We often focus on movement. We follow our instructor, zeroing in on movement from one point to another. However, the real thrust of the first form, and perhaps the majority of forms, is the position. The location and flex of the arms, legs, shoulders, hips, and back, define the overall structure. The structure, the position, is the critical aspect.
How we get from point A to point B is important. However, the first goal is to understand and duplicate the named positions – the “Hands” – Tan Sau, Fook Sau, etc., right down to the smallest detail – the shape of the feet, the legs, the back, and so on. Again, this is true no matter what art or style you are working with.

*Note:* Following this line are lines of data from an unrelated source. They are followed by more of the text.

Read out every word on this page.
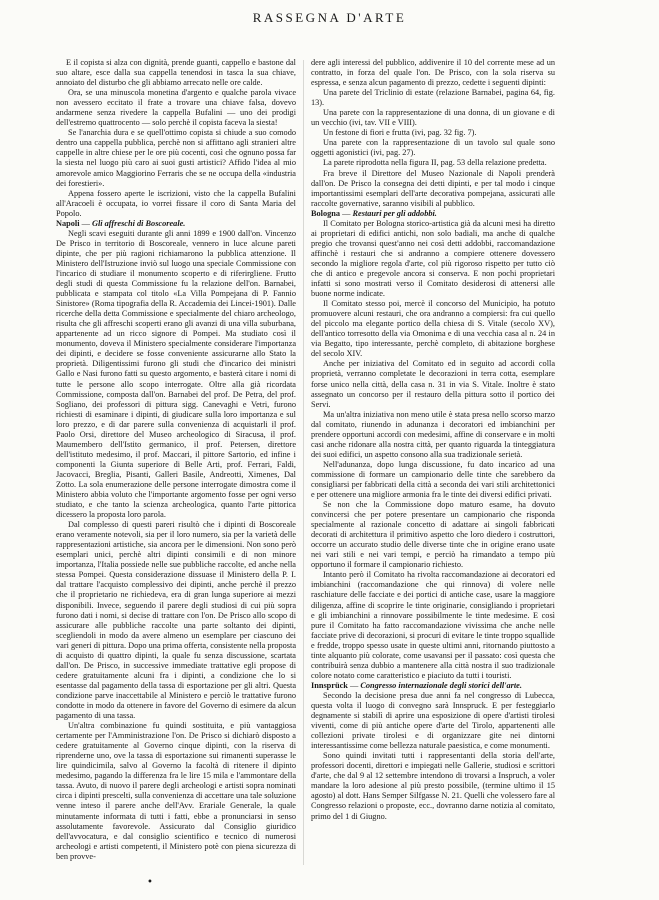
RASSEGNA D'ARTE

E il copista si alza con dignità, prende guanti, cappello e bastone dal suo altare, esce dalla sua cappella tenendosi in tasca la sua chiave, annoiato del disturbo che gli abbiamo arrecato nelle ore calde.

Ora, se una minuscola monetina d'argento e qualche parola vivace non avessero eccitato il frate a trovare una chiave falsa, dovevo andarmene senza rivedere la cappella Bufalini — uno dei prodigi dell'estremo quattrocento — solo perchè il copista faceva la siesta!

Se l'anarchia dura e se quell'ottimo copista si chiude a suo comodo dentro una cappella pubblica, perchè non si affittano agli stranieri altre cappelle in altre chiese per le ore più cocenti, così che ognuno possa far la siesta nel luogo più caro ai suoi gusti artistici? Affido l'idea al mio amorevole amico Maggiorino Ferraris che se ne occupa della «industria dei forestieri».

Appena fossero aperte le iscrizioni, visto che la cappella Bufalini all'Aracoeli è occupata, io vorrei fissare il coro di Santa Maria del Popolo.

Napoli — Gli affreschi di Boscoreale.

Negli scavi eseguiti durante gli anni 1899 e 1900 dall'on. Vincenzo De Prisco in territorio di Boscoreale, vennero in luce alcune pareti dipinte, che per più ragioni richiamarono la pubblica attenzione. Il Ministero dell'Istruzione inviò sul luogo una speciale Commissione con l'incarico di studiare il monumento scoperto e di riferirgliene. Frutto degli studi di questa Commissione fu la relazione dell'on. Barnabei, pubblicata e stampata col titolo «La Villa Pompejana di P. Fannio Sinistore» (Roma tipografia della R. Accademia dei Lincei-1901). Dalle ricerche della detta Commissione e specialmente del chiaro archeologo, risulta che gli affreschi scoperti erano gli avanzi di una villa suburbana, appartenente ad un ricco signore di Pompei. Ma studiato così il monumento, doveva il Ministero specialmente considerare l'importanza dei dipinti, e decidere se fosse conveniente assicurarne allo Stato la proprietà. Diligentissimi furono gli studi che d'incarico dei ministri Gallo e Nasi furono fatti su questo argomento, e basterà citare i nomi di tutte le persone allo scopo interrogate. Oltre alla già ricordata Commissione, composta dall'on. Barnabei del prof. De Petra, del prof. Sogliano, dei professori di pittura sigg. Canevaghi e Vetri, furono richiesti di esaminare i dipinti, di giudicare sulla loro importanza e sul loro prezzo, e di dar parere sulla convenienza di acquistarli il prof. Paolo Orsi, direttore del Museo archeologico di Siracusa, il prof. Maumembero dell'Istito germanico, il prof. Petersen, direttore dell'istituto medesimo, il prof. Maccari, il pittore Sartorio, ed infine i componenti la Giunta superiore di Belle Arti, prof. Ferrari, Faldi, Jacovacci, Breglia, Pisanti, Galleri Basile, Andreotti, Ximenes, Dal Zotto. La sola enumerazione delle persone interrogate dimostra come il Ministero abbia voluto che l'importante argomento fosse per ogni verso studiato, e che tanto la scienza archeologica, quanto l'arte pittorica dicessero la proposta loro parola.

Dal complesso di questi pareri risultò che i dipinti di Boscoreale erano veramente notevoli, sia per il loro numero, sia per la varietà delle rappresentazioni artistiche, sia ancora per le dimensioni. Non sono però esemplari unici, perchè altri dipinti consimili e di non minore importanza, l'Italia possiede nelle sue pubbliche raccolte, ed anche nella stessa Pompei. Questa considerazione dissuase il Ministero della P. I. dal trattare l'acquisto complessivo dei dipinti, anche perchè il prezzo che il proprietario ne richiedeva, era di gran lunga superiore ai mezzi disponibili. Invece, seguendo il parere degli studiosi di cui più sopra furono dati i nomi, si decise di trattare con l'on. De Prisco allo scopo di assicurare alle pubbliche raccolte una parte soltanto dei dipinti, scegliendoli in modo da avere almeno un esemplare per ciascuno dei vari generi di pittura. Dopo una prima offerta, consistente nella proposta di acquisto di quattro dipinti, la quale fu senza discussione, scartata dall'on. De Prisco, in successive immediate trattative egli propose di cedere gratuitamente alcuni fra i dipinti, a condizione che lo si esentasse dal pagamento della tassa di esportazione per gli altri. Questa condizione parve inaccettabile al Ministero e perciò le trattative furono condotte in modo da ottenere in favore del Governo di esimere da alcun pagamento di una tassa.

Un'altra combinazione fu quindi sostituita, e più vantaggiosa certamente per l'Amministrazione l'on. De Prisco si dichiarò disposto a cedere gratuitamente al Governo cinque dipinti, con la riserva di riprenderne uno, ove la tassa di esportazione sui rimanenti superasse le lire quindicimila, salvo al Governo la facoltà di ritenere il dipinto medesimo, pagando la differenza fra le lire 15 mila e l'ammontare della tassa. Avuto, di nuovo il parere degli archeologi e artisti sopra nominati circa i dipinti prescelti, sulla convenienza di accettare una tale soluzione venne inteso il parere anche dell'Avv. Erariale Generale, la quale minutamente informata di tutti i fatti, ebbe a pronunciarsi in senso assolutamente favorevole. Assicurato dal Consiglio giuridico dell'avvocatura, e dal consiglio scientifico e tecnico di numerosi archeologi e artisti competenti, il Ministero potè con piena sicurezza di ben provve-

dere agli interessi del pubblico, addivenire il 10 del corrente mese ad un contratto, in forza del quale l'on. De Prisco, con la sola riserva su espressa, e senza alcun pagamento di prezzo, cedette i seguenti dipinti:

Una parete del Triclinio di estate (relazione Barnabei, pagina 64, fig. 13).

Una parete con la rappresentazione di una donna, di un giovane e di un vecchio (ivi, tav. VII e VIII).

Un festone di fiori e frutta (ivi, pag. 32 fig. 7).

Una parete con la rappresentazione di un tavolo sul quale sono oggetti agonistici (ivi, pag. 27).

La parete riprodotta nella figura II, pag. 53 della relazione predetta.

Fra breve il Direttore del Museo Nazionale di Napoli prenderà dall'on. De Prisco la consegna dei detti dipinti, e per tal modo i cinque importantissimi esemplari dell'arte decorativa pompejana, assicurati alle raccolte governative, saranno visibili al pubblico.

Bologna — Restauri per gli addobbi.

Il Comitato per Bologna storico-artistica già da alcuni mesi ha diretto ai proprietari di edifici antichi, non solo badiali, ma anche di qualche pregio che trovansi quest'anno nei così detti addobbi, raccomandazione affinchè i restauri che si andranno a compiere ottenere dovessero secondo la migliore regola d'arte, col più rigoroso rispetto per tutto ciò che di antico e pregevole ancora si conserva. E non pochi proprietari infatti si sono mostrati verso il Comitato desiderosi di attenersi alle buone norme indicate.

Il Comitato stesso poi, mercè il concorso del Municipio, ha potuto promuovere alcuni restauri, che ora andranno a compiersi: fra cui quello del piccolo ma elegante portico della chiesa di S. Vitale (secolo XV), dell'antico torresotto della via Omonima e di una vecchia casa al n. 24 in via Begatto, tipo interessante, perchè completo, di abitazione borghese del secolo XIV.

Anche per iniziativa del Comitato ed in seguito ad accordi colla proprietà, verranno completate le decorazioni in terra cotta, esemplare forse unico nella città, della casa n. 31 in via S. Vitale. Inoltre è stato assegnato un concorso per il restauro della pittura sotto il portico dei Servi.

Ma un'altra iniziativa non meno utile è stata presa nello scorso marzo dal comitato, riunendo in adunanza i decoratori ed imbianchini per prendere opportuni accordi con medesimi, affine di conservare e in molti casi anche ridonare alla nostra città, per quanto riguarda la tinteggiatura dei suoi edifici, un aspetto consono alla sua tradizionale serietà.

Nell'adunanza, dopo lunga discussione, fu dato incarico ad una commissione di formare un campionario delle tinte che sarebbero da consigliarsi per fabbricati della città a seconda dei vari stili architettonici e per ottenere una migliore armonia fra le tinte dei diversi edifici privati.

Se non che la Commissione dopo maturo esame, ha dovuto convincersi che per potere presentare un campionario che risponda specialmente al razionale concetto di adattare ai singoli fabbricati decorati di architettura il primitivo aspetto che loro diedero i costruttori, occorre un accurato studio delle diverse tinte che in origine erano usate nei vari stili e nei vari tempi, e perciò ha rimandato a tempo più opportuno il formare il campionario richiesto.

Intanto però il Comitato ha rivolta raccomandazione ai decoratori ed imbianchini (raccomandazione che qui rinnova) di volere nelle raschiature delle facciate e dei portici di antiche case, usare la maggiore diligenza, affine di scoprire le tinte originarie, consigliando i proprietari e gli imbianchini a rinnovare possibilmente le tinte medesime. E così pure il Comitato ha fatto raccomandazione vivissima che anche nelle facciate prive di decorazioni, si procuri di evitare le tinte troppo squallide e fredde, troppo spesso usate in queste ultimi anni, ritornando piuttosto a tinte alquanto più colorate, come usavansi per il passato: così questa che contribuirà senza dubbio a mantenere alla città nostra il suo tradizionale colore notato come caratteristico e piaciuto da tutti i touristi.

Innsprück — Congresso internazionale degli storici dell'arte.

Secondo la decisione presa due anni fa nel congresso di Lubecca, questa volta il luogo di convegno sarà Innspruck. E per festeggiarlo degnamente si stabilì di aprire una esposizione di opere d'artisti tirolesi viventi, come di più antiche opere d'arte del Tirolo, appartenenti alle collezioni private tirolesi e di organizzare gite nei dintorni interessantissime come bellezza naturale paesistica, e come monumenti.

Sono quindi invitati tutti i rappresentanti della storia dell'arte, professori docenti, direttori e impiegati nelle Gallerie, studiosi e scrittori d'arte, che dal 9 al 12 settembre intendono di trovarsi a Inspruch, a voler mandare la loro adesione al più presto possibile, (termine ultimo il 15 agosto) al dott. Hans Semper Silfgasse N. 21. Quelli che volessero fare al Congresso relazioni o proposte, ecc., dovranno darne notizia al comitato, primo del 1 di Giugno.

•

Once we understand position A and position B, we can then slice up the transition into interim points, and from that understand the movement – how the energy flows from A to B. How your hand moves from the fisted ready position to the extended Tan Sau is a handful of interim positions.
This is oversimplified a bit. However, it is a good place for beginners to start in any art. For example, if you are new to grappling, focus on the details of the first position you are shown. Then focus on the details of the second position shown. Then, when working the movement from position A to position B, break the movement up into a handful of isolated positions. Do not become overly concerned with the movement itself as much as the ability to obtain the positions.
Over time, the ability to shift your weight, apply energy and force will develop. That energy and weight is meaningless if you cannot get to the proper position.